# taz.de -- Soziale Not im Westjordanland: 10 Euro Schulgeld sind schon zu viel
       
       > Die Armut unter den Palästinensern nimmt zu. Viele können die Miete nicht
       > zahlen. Dafür wird die Führung in Ramallah verantwortlich gemacht.
       
 (IMG) Bild: Palästinenser protestieren in Ramallah gegen Präsident Mahmud Abbas
       
       RAMALLAH taz | Wer zu Mahmud Abbas will, muss kräftig an die Tür klopfen.

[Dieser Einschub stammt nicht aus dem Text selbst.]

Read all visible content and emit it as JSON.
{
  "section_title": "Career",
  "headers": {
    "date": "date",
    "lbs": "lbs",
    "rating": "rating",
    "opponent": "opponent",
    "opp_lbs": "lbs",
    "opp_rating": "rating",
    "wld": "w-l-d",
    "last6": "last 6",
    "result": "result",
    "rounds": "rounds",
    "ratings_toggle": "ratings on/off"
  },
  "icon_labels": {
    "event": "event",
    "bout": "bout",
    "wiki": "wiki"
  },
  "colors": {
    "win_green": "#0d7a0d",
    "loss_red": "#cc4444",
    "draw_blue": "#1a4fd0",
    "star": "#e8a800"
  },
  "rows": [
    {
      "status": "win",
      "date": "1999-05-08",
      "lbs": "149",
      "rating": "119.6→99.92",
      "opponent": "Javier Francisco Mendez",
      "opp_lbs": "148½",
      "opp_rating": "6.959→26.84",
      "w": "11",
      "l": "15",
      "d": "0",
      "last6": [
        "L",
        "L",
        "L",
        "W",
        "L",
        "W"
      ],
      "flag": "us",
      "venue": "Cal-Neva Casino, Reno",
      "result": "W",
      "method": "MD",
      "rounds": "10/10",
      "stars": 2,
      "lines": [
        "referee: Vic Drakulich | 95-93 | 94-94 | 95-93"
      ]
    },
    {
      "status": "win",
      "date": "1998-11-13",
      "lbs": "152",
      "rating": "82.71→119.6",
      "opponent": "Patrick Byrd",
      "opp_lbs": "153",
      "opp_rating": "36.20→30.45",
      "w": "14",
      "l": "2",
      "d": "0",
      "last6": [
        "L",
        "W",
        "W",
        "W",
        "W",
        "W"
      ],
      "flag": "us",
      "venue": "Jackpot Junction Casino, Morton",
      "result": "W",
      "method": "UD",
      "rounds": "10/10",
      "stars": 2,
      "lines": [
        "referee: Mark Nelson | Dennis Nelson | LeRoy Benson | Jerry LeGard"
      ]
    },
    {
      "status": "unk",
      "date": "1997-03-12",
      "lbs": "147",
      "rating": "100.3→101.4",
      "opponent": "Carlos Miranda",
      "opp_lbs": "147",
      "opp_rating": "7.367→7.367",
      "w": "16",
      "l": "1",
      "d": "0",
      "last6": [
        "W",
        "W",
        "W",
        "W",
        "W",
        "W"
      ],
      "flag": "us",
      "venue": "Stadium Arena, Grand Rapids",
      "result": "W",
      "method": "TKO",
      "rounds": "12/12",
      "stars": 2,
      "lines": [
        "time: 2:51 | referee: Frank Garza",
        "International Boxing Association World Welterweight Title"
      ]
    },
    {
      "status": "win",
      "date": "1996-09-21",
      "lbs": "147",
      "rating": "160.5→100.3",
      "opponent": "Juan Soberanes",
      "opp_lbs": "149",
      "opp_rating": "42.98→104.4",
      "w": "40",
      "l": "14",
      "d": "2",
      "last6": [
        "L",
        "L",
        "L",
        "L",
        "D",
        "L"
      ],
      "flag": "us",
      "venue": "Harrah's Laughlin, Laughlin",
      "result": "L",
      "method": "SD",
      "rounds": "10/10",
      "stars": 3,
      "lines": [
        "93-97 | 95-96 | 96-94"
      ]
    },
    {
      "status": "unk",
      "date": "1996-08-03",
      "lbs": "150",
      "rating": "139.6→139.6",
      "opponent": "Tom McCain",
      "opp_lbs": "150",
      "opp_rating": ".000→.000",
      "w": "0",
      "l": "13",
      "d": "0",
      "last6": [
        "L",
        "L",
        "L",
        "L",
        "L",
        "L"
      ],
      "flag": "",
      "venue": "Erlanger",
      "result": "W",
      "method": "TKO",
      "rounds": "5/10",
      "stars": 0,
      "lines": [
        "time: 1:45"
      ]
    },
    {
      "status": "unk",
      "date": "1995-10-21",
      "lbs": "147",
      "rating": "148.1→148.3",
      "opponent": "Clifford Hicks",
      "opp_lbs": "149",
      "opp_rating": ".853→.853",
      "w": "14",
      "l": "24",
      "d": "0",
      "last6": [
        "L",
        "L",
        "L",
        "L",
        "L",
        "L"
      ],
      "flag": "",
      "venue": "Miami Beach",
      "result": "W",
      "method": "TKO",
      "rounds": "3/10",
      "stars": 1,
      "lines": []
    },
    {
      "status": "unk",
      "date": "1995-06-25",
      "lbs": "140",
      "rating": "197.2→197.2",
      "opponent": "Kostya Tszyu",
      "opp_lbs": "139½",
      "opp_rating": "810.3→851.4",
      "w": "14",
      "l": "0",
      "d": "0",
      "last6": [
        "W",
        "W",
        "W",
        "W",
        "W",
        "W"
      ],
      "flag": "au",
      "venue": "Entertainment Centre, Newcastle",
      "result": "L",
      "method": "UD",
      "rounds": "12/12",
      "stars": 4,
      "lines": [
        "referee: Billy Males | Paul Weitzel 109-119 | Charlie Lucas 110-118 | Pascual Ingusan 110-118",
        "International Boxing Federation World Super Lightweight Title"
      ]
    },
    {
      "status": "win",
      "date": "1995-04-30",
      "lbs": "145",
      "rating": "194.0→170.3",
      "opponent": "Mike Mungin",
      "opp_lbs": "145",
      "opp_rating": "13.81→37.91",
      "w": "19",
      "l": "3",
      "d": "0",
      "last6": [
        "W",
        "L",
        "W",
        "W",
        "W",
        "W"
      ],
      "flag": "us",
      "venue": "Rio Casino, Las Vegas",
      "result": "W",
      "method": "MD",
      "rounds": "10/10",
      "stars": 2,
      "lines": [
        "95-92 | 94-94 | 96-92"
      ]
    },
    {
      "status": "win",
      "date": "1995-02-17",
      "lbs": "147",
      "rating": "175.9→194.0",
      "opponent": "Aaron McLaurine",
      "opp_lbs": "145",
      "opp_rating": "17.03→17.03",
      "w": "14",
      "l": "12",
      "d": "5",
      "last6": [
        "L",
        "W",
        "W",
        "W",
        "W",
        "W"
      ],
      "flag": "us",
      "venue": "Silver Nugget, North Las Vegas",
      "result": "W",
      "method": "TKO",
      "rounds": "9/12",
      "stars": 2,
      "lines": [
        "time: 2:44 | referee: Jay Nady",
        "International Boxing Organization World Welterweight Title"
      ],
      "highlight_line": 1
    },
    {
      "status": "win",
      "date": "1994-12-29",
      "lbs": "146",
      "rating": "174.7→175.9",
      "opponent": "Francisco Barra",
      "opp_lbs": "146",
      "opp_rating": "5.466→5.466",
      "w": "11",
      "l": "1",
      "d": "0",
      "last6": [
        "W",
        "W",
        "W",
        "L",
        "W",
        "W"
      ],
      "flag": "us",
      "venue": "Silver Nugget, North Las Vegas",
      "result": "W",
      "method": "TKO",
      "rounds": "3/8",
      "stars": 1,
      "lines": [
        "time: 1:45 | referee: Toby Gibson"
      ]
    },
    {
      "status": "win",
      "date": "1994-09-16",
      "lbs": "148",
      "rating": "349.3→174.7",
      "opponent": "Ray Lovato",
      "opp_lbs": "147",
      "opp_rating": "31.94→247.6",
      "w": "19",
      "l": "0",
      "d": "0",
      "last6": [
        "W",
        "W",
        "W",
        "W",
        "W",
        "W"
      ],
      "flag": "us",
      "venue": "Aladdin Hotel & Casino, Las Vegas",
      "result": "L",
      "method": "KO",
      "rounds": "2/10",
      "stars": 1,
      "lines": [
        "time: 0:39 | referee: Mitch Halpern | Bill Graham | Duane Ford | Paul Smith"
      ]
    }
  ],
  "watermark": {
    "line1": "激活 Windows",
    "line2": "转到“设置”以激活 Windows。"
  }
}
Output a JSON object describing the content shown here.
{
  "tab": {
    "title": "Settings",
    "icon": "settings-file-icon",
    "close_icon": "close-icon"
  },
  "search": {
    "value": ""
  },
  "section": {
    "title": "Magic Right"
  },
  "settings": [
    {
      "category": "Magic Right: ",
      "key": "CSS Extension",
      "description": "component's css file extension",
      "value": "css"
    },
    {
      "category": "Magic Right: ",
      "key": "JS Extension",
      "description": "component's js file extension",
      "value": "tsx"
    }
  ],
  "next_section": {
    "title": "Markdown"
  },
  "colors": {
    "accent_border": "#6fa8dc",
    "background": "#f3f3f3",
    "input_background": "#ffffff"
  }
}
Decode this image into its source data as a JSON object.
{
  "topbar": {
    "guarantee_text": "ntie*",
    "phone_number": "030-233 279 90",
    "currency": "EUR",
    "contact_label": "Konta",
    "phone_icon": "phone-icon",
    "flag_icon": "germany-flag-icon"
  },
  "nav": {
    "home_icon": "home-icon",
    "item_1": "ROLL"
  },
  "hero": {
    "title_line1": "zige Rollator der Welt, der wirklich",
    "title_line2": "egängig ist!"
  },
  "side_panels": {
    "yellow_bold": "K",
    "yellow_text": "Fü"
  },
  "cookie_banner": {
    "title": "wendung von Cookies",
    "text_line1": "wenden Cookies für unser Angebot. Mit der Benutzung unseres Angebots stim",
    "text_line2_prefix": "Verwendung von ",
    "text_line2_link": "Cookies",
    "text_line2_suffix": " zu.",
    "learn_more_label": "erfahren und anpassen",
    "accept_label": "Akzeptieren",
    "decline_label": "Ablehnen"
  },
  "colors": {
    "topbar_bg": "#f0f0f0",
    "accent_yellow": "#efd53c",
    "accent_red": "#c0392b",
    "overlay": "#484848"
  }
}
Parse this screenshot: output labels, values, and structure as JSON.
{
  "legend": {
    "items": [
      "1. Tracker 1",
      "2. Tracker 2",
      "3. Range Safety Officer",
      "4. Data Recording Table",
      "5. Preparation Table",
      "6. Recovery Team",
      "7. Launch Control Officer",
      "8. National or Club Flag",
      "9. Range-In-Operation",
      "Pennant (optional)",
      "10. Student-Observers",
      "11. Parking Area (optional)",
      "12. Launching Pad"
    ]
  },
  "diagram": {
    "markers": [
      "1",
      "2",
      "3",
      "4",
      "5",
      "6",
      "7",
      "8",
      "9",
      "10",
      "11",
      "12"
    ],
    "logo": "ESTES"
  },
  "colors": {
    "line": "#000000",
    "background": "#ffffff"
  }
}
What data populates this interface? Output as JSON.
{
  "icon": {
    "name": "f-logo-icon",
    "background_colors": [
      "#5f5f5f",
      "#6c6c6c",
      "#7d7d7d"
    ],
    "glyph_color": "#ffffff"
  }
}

       Der Namensvetter des Palästinenserpräsidenten entschuldigt sich, weil er
       die Klingel abgestellt hat. „Meine Kinder drücken aus Spaß auf den Knopf,
       das vergeudet Strom“, erklärt der 51-Jährige und knipst das Licht an. Die
       Palästinenser zahlen ihren Strom per Prepaid-Karte, und das Guthaben von
       Abbas schmilzt.
       
       Im Westjordanland wächst die soziale Not. 60 Prozent der Menschen empfinden
       nach einer Untersuchung des Palästinensischen Zentrums für Politik- und
       Umfragenforschung ihre Lage als „schlecht“ oder „sehr schlecht“.
       
       Zum ersten Mal seit der politischen Spaltung zwischen dem Gazastreifen und
       dem Westjordanland halten die Palästinenser die Lebensbedingungen im
       Gazastreifen für besser als im Westjordanland. Schuld daran seien Präsident
       Mahmud Abbas und Regierungschef Salam Fajad.
       
       Von den Ersparnissen der Familie Abbas ist nichts mehr übrig. „Wir haben
       die Hälfte unserer Möbel verkauft“, sagt der Vater von fünf Kindern.
       
       Umgerechnet kaum 400 Euro blieben ihm nach dem Verkauf von einem Esstisch
       mit zwölf Stühlen, Computer und Kleiderschrank. Hosen und Hemden liegen
       aufgestapelt auf dem Boden im Schlafzimmer der Eltern.
       
       ## Kein Geld für die Schule
       
       Weil Abbas das Schulgeld für zwei Söhne nicht aufbringen konnte, schickten
       die Lehrer seine beiden Jungen nach Hause. 10 Euro sind es jährlich für
       jedes Kind.
       
       „Wer macht so etwas, Kinder von der Schule zu schicken?“ Erst nachdem er
       beim Erziehungsministerium vorsprach, durften die beiden Jungen wieder in
       ihre Klasse.
       
       Die Familie von Mahmud Abbas mag extrem von der maroden Wirtschaftslage im
       Westjordanland betroffen sein, dennoch ist sie längst kein Einzelfall.
       
       Immer öfter ziehen die Leute auf die Straße, um ihrem Unmut Luft zu machen.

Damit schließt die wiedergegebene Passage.